Measuring a smidge under 4.8 metres in length and 2.08 metres in width, you’re certainly conscious of the Mustang’s on-road footprint - more so in tight inner-city environments. It’s relatively heavy, too, weighing in at 1743kg with the six-speed manual and 1756kg with the optional ten-speed auto.
Then there’s the engine, and what an engine it is. Naturally aspirated V8s are a fast-dying breed, and those few that are still available should be savoured. At anything below about 3500rpm, it’s a lethargic and laid back powerplant that burbles away with a soundtrack that’s not too dissimilar from the rumble of distant thunder. Prod the throttle in too high a gear and you’ll find you won’t be heading anywhere too quickly. It’s an engine that requires a fair amount of manual labour on your part; you need to be on the ball with your shifts if you plan on making any progress. Thankfully, the six-speed manual is short in its throw, well-weighted and precise enough for the task of keeping the crank spinning at its optimal level.
Get it right and the engine’s cruisy character changes into one that’s far more savage. Throttle response feels almost immediate and when you do bury your right foot, you’ll find you reach the national speed limit in an alarmingly short amount of time. Almost as alarming is the engine note, which transforms from that deep, baritone burble into a spine-tingling roar as you reach the upper climbs of the rev band. It’s not quite as raucous as, say, Jaguar Land Rover’s supercharged 5.0-litre V8, but it’s certainly no less appealing to this tester’s inner child - particularly with the active exhaust set to its loudest, most anti-social setting.
It’s worth mentioning at this point that we also had the chance to sample the smaller, more socially conscious 2.3-litre EcoBoost four-cylinder engine with the 10-speed auto. While it can’t hold a candle to its bigger, brasher V8 brother in terms of character, it doesn’t give the impression it’s lacking in power. There’s 286bhp and 325lb ft on tap, which allows for a 0-62mph time of 5.5 seconds. Thanks to its twin-scroll turbocharger, that torque is available from 3000rpm, so it’s a bit more accessible than in the V8. The automatic does a good job of swapping cogs smoothly, and will drop down a handful of ratios when you engage kick-down. Paddleshifters allow you to take full control of the transmission, and our only complaint here is that it can be a bit sluggish on the upchange when you’re accelerating hard.

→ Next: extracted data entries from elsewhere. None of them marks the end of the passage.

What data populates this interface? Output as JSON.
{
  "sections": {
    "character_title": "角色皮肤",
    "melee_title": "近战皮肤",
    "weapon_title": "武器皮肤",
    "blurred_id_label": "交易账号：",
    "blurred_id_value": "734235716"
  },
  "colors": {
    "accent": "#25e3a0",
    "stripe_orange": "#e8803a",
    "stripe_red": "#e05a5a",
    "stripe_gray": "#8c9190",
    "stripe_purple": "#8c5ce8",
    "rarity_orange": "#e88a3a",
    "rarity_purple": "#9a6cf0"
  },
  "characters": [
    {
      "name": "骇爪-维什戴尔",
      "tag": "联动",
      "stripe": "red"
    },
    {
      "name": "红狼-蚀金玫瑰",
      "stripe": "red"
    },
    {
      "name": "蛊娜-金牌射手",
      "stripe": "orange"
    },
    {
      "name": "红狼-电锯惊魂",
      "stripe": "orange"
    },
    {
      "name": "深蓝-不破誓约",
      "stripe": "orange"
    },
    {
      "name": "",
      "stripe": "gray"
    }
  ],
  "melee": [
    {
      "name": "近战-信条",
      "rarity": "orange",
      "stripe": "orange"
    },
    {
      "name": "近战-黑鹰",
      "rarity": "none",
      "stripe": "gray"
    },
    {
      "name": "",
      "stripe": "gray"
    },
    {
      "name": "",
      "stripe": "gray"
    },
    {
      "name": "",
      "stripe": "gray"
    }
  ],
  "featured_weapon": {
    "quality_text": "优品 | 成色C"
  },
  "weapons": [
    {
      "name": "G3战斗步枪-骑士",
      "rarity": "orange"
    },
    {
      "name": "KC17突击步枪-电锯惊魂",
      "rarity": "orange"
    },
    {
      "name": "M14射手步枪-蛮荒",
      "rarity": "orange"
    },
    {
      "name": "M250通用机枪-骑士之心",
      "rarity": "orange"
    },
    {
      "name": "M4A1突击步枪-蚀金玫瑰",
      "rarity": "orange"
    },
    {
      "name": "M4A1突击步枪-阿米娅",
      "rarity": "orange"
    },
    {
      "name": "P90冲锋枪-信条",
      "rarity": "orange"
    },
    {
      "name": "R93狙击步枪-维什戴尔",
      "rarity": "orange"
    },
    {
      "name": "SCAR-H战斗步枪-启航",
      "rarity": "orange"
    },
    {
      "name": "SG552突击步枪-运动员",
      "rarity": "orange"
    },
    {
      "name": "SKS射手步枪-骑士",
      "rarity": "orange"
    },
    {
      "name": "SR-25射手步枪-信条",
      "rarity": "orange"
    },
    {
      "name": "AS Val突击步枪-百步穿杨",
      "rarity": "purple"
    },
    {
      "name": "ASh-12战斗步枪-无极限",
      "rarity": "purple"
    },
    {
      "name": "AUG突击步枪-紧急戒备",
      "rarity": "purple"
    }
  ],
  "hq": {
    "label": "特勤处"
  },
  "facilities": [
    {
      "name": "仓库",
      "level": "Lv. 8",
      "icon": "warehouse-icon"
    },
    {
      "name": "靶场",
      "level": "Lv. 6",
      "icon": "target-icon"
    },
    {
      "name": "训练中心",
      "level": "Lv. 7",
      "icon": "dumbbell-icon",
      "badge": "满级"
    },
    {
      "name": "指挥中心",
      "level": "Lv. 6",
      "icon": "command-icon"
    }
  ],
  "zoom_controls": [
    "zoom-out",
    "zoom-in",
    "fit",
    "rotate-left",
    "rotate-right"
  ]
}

Handling-wise, the Mustang has suitably heavy steering, which weights up depending on the drive mode you’re in - either Normal, Sport+, Race. There’s not a great amount of feel to be extracted from the rack, but it’s quick without being razor-sharp and is well-suited to the car’s larger, muscular character. The MagneRide dampers contain the Mustang’s portly body well through bends, without being so firm as to compromise its ride. Sure, it’s a touch jittery at low speeds, but it’s far from uncomfortable. There’s a commendable amount of grip, too, although the back end will still step out if you fancy driving like a bit of a wally. It’s definitely more of a sledgehammer than a laser-guided tool of unparalleled precision, but we mean that in the best way possible.
Cabin-wise, the Mustang doesn’t quite occupy the same sphere of material quality as a £40,000 BMW might, but it’s far from disappointing. The new digital instrument display is sharp in its resolution and fluid in its animation, although the SYNC3 infotainment screen does catch the sun and its location in a recess in the central dash can make it difficult to read. The bolstering on the optional Recaro seats can get in the way when changing gears, too.
Those small gripes aside, though, the Mustang is plenty comfortable; wind noise is minimal, and although there’s a bit of road roar from the 19-inch alloys, it still makes for an excellent long-distance cruiser.